Le nœud de la crise est social, mais il renvoie directement à des choix de pilotage. Les grévistes évoquent une dette salariale supérieure à 19 mois d'impayés, couvrant la période 2019-2025, ainsi que des manquements sur les cotisations sociales et certaines obligations envers des agents admis à la retraite. Le mouvement conteste également des décisions de gestion des ressources humaines, notamment l'arrivée de 33 nouveaux employés et stagiaires, jugée inopportune dans un contexte où l'entreprise peine déjà à honorer ses engagements financiers courants.

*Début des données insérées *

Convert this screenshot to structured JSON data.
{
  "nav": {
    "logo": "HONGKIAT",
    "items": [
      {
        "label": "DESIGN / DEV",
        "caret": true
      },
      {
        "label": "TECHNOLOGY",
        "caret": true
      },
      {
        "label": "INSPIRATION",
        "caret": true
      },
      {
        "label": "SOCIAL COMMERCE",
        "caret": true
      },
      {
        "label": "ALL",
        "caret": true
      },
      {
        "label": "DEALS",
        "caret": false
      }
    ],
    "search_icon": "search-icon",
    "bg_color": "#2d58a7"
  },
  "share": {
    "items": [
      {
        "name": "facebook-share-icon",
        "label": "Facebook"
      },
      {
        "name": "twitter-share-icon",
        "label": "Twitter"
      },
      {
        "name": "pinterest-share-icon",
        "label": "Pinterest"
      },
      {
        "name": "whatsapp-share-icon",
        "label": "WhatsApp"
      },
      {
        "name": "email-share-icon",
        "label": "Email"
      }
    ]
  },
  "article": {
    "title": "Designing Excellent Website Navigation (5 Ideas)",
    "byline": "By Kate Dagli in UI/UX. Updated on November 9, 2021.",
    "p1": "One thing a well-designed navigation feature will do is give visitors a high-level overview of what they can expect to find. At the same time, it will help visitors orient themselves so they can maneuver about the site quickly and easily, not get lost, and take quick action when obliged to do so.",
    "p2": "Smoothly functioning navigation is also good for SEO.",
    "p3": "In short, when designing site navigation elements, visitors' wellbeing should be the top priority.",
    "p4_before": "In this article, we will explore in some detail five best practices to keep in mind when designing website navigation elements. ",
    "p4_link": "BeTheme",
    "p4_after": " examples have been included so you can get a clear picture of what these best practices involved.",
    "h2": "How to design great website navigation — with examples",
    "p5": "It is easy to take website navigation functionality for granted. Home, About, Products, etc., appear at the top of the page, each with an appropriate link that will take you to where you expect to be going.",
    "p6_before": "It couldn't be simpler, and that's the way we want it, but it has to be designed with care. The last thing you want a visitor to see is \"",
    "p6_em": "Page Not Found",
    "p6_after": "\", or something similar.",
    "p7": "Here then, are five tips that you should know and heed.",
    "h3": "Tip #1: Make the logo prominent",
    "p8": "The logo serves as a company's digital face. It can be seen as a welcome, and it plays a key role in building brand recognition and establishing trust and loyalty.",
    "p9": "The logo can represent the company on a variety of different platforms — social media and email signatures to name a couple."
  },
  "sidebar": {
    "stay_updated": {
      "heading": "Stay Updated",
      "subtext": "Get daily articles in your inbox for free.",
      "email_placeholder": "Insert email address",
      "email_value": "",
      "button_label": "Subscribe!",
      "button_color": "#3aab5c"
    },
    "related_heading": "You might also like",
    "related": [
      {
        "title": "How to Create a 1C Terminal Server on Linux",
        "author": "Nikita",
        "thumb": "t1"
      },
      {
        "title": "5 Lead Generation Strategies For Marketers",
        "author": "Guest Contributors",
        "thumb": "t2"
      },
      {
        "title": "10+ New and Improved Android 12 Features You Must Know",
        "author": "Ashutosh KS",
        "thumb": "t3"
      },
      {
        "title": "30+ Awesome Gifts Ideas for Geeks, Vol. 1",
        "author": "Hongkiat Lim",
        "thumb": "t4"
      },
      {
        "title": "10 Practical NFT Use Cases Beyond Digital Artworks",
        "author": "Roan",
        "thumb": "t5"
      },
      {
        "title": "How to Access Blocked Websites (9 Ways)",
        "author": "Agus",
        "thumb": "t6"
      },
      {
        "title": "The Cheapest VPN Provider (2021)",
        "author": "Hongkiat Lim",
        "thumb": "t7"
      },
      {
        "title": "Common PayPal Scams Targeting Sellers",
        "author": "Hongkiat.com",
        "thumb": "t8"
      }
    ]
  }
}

La CNNII constitue pourtant un maillon logistique stratégique de l'économie gabonaise, assurant la liaison maritime entre Libreville et Port-Gentil, le transport de marchandises essentielles et la mobilité des personnes entre les deux principaux pôles économiques du pays. Toute perturbation de son activité fragilise les chaînes d'approvisionnement, renchérit les coûts logistiques et pèse sur les prix des biens et services, dans un contexte déjà marqué par des tensions sur les carburants et le gaz.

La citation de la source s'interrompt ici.